As shown in the screenshot above, the model’s response to our first question is quite accurate:

NATO stands for the North Atlantic Treaty Organization. It is an intergovernmental military alliance formed in 1949. NATO’s primary purpose is to ensure the collective defense of its member countries. It is composed of 30 member countries, mostly from North America and Europe. The organization promotes democratic values, cooperation, and security among its members.
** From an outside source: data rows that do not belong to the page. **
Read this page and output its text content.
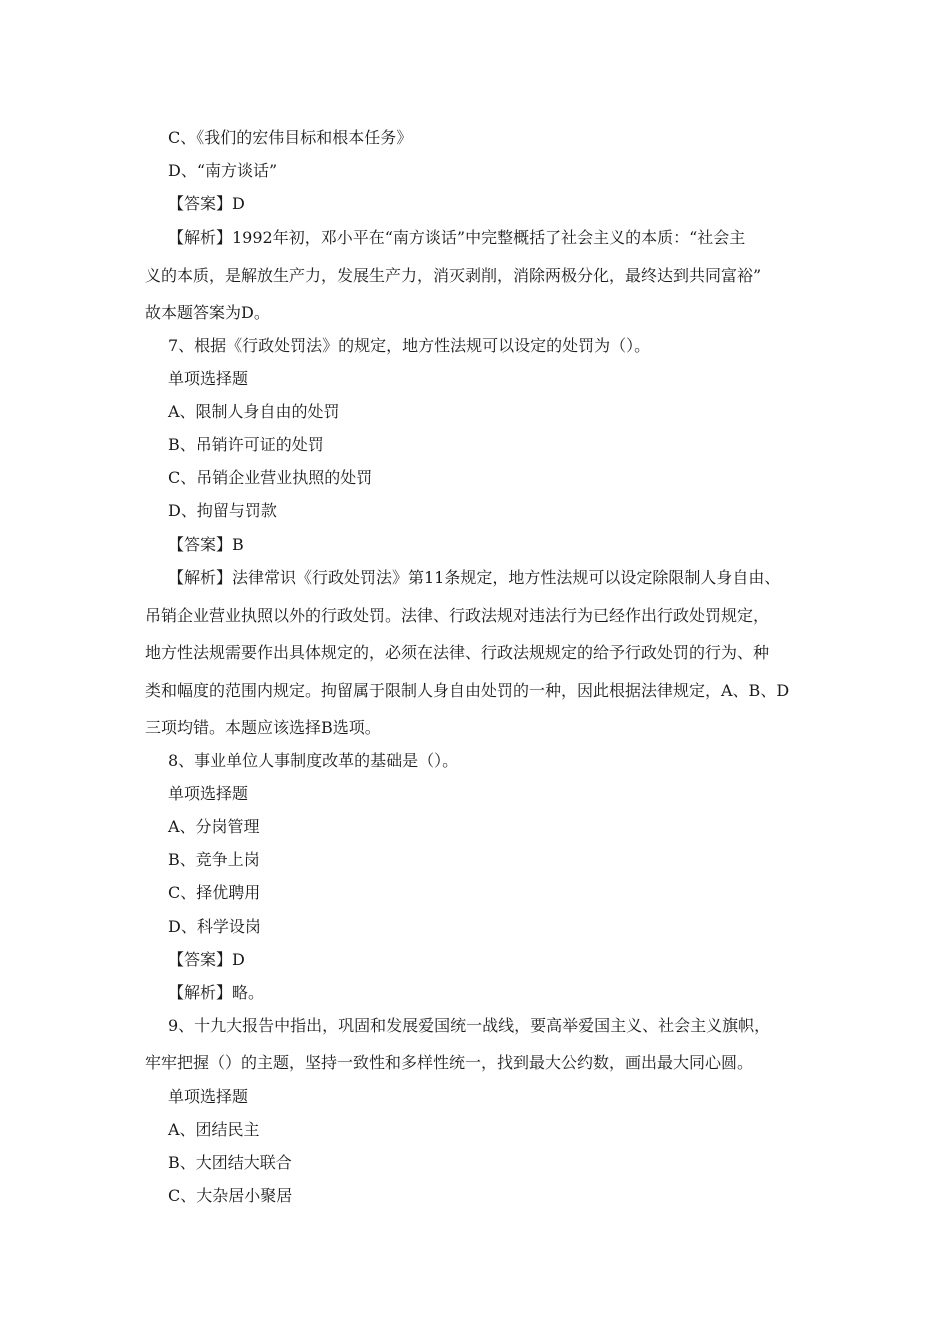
C、《我们的宏伟目标和根本任务》
D、“南方谈话”
【答案】D
【解析】1992年初，邓小平在“南方谈话”中完整概括了社会主义的本质：“社会主
义的本质，是解放生产力，发展生产力，消灭剥削，消除两极分化，最终达到共同富裕”
故本题答案为D。
7、根据《行政处罚法》的规定，地方性法规可以设定的处罚为（）。
单项选择题
A、限制人身自由的处罚
B、吊销许可证的处罚
C、吊销企业营业执照的处罚
D、拘留与罚款
【答案】B
【解析】法律常识《行政处罚法》第11条规定，地方性法规可以设定除限制人身自由、
吊销企业营业执照以外的行政处罚。法律、行政法规对违法行为已经作出行政处罚规定，
地方性法规需要作出具体规定的，必须在法律、行政法规规定的给予行政处罚的行为、种
类和幅度的范围内规定。拘留属于限制人身自由处罚的一种，因此根据法律规定，A、B、D
三项均错。本题应该选择B选项。
8、事业单位人事制度改革的基础是（）。
单项选择题
A、分岗管理
B、竞争上岗
C、择优聘用
D、科学设岗
【答案】D
【解析】略。
9、十九大报告中指出，巩固和发展爱国统一战线，要高举爱国主义、社会主义旗帜，
牢牢把握（）的主题，坚持一致性和多样性统一，找到最大公约数，画出最大同心圆。
单项选择题
A、团结民主
B、大团结大联合
C、大杂居小聚居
NATO also plays a crucial role in crisis management and peacekeeping operations around the world.

Finished chain.

And the model’s response to the second question is exactly right:

NATO was created on April 4, 1949.

Finished chain.

As we’ve seen, the use of a framework like LangChain greatly simplifies our first steps into LLM applications. LangChain is strongly recommended if you’re just starting out and you want to try some toy examples. It will help you get right to the meat of retrieval-augmented generation, meaning the document ingestion and the interactions between the vector database and the LLM, rather than getting stuck in the plumbing.

For scaling to a larger corpus and deploying a production application, a deeper dive into local LLMs, vector databases, and embeddings will be needed. Naturally, production deployments will involve much more nuance and customization, but the same principles apply. We will explore local LLMs, vector databases, and embeddings in more detail in future articles here.